Получить награду месье Соссюра за покорение Монблана стало заветной мечтой швейцарской молодежи, и Виктор грезил о ней не меньше своих приятелей-мальчишек. Играя, они часто выбирали какой-нибудь из ближайших холмов, называли его именем горделивой горы и состязались, кто окажется первым на его вершине. Я не разделяла страстного увлечения Виктора подобными безрассудными упражнениями.

— Сидеть здесь и любоваться — это такая привилегия, — сказала я ему однажды, когда мы сидели на тихой лужайке. — Того, что я вижу отсюда, достаточно, чтобы наполнить сердце радостью. И когда я слышу…

— Да? Что тогда?

— Замолчи! И слушай со мной. Все имеет голос, все может рассказать свою историю. Повсюду прячутся истории. Взять хотя бы траву… ее листья как множество зеленых язычков. Я бы лучше научилась языку травы, чем слушать гром, орущий на вершинах гор.

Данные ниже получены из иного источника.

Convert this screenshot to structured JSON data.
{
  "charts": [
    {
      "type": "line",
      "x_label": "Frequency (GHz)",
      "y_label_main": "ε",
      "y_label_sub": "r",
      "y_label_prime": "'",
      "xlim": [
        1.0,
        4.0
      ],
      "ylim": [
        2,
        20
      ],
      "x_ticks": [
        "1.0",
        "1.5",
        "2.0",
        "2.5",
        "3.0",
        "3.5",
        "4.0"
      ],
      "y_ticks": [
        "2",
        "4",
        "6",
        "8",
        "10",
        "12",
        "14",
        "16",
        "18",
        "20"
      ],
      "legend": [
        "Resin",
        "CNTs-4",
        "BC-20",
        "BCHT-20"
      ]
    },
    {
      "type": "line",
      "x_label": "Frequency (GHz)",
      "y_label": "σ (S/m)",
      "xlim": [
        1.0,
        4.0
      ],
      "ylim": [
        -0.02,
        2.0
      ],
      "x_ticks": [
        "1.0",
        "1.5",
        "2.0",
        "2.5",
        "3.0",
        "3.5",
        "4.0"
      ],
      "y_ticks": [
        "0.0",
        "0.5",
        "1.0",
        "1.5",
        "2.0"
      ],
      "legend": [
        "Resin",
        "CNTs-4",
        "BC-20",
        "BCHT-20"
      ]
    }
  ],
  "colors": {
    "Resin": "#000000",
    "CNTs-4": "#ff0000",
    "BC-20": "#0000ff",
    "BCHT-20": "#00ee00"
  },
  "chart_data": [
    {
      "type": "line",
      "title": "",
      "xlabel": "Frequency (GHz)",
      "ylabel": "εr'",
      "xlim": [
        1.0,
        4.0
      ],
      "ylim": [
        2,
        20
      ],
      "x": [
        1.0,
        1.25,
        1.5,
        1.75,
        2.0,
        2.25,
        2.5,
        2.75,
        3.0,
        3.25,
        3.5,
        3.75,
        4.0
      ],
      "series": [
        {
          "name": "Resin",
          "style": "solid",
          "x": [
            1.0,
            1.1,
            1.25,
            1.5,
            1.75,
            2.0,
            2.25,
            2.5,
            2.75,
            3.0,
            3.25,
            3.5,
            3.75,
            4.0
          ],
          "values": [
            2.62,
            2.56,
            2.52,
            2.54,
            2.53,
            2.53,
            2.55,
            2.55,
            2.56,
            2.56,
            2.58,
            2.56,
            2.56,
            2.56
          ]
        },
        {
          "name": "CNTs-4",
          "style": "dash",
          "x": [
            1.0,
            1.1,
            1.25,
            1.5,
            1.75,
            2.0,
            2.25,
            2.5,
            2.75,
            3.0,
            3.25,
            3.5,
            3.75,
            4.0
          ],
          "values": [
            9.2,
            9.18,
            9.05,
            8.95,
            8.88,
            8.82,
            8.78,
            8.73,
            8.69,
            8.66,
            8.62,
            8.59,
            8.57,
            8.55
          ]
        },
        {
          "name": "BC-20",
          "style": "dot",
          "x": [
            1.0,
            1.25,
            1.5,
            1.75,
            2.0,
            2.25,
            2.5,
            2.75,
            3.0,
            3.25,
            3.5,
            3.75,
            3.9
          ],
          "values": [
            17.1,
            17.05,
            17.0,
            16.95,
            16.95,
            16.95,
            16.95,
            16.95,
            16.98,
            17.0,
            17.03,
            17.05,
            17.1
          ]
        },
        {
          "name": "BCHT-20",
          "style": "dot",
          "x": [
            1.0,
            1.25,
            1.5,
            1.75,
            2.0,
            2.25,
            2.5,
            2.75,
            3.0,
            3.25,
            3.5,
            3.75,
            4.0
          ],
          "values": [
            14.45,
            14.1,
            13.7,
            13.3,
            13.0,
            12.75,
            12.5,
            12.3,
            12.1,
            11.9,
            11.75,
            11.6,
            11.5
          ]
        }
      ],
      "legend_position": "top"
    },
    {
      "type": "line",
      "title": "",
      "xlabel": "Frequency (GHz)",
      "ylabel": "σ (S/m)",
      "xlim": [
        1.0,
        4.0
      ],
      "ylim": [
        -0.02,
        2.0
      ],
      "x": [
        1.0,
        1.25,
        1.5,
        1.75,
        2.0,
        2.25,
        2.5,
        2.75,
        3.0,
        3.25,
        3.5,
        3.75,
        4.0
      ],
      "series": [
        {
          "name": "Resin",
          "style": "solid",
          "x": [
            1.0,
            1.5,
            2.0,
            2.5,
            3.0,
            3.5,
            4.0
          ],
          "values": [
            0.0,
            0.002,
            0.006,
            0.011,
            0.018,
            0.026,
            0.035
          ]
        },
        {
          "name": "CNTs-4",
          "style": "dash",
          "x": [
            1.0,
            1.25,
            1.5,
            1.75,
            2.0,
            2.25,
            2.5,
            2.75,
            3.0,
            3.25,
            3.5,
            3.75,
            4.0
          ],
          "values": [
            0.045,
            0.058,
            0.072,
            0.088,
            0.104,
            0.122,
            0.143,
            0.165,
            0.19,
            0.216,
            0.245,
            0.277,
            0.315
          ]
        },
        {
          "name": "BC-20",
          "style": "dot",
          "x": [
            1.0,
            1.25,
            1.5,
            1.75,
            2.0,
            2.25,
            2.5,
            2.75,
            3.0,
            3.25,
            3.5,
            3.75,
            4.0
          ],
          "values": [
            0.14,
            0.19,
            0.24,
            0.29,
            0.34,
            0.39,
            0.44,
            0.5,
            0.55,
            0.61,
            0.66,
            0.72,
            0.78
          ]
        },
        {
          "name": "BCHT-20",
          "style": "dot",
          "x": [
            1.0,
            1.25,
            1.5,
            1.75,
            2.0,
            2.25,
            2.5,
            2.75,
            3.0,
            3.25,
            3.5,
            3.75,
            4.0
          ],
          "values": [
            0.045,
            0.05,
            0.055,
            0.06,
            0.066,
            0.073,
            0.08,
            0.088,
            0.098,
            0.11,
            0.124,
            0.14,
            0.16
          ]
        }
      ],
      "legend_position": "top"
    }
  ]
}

Иногда Виктор бывал менее возбужден, и мои слова действовали на него; он пытался научиться спокойному взгляду на Природу, которая находится рядом, в непосредственной близости. Но каждый раз беспокойный его нрав вскоре снова брал верх. Его мысли устремлялись к явлениям более диким: буре, грозе, молнии. Я придумала только одно развлечение, которое заинтересовало его. Мы брали лодку на одном из горных озер и отплывали недалеко от берега. Потом ложились рядом на дно лодки, мягко покачивавшейся на волнах. Так мы лежали, безмолвно устремив взгляд в ясное и бездонное небо, и наши мысли уносились вдаль, как перышки на ветру. «Подожди, — говорила я ему, — полежим еще чуть-чуть». И бывало, он чувствовал то же, что я. Голова начинала приятно кружиться; небеса вращались хмельным вихрем, наполняясь необычными красками и блуждающими огоньками. И какие потом являлись картины!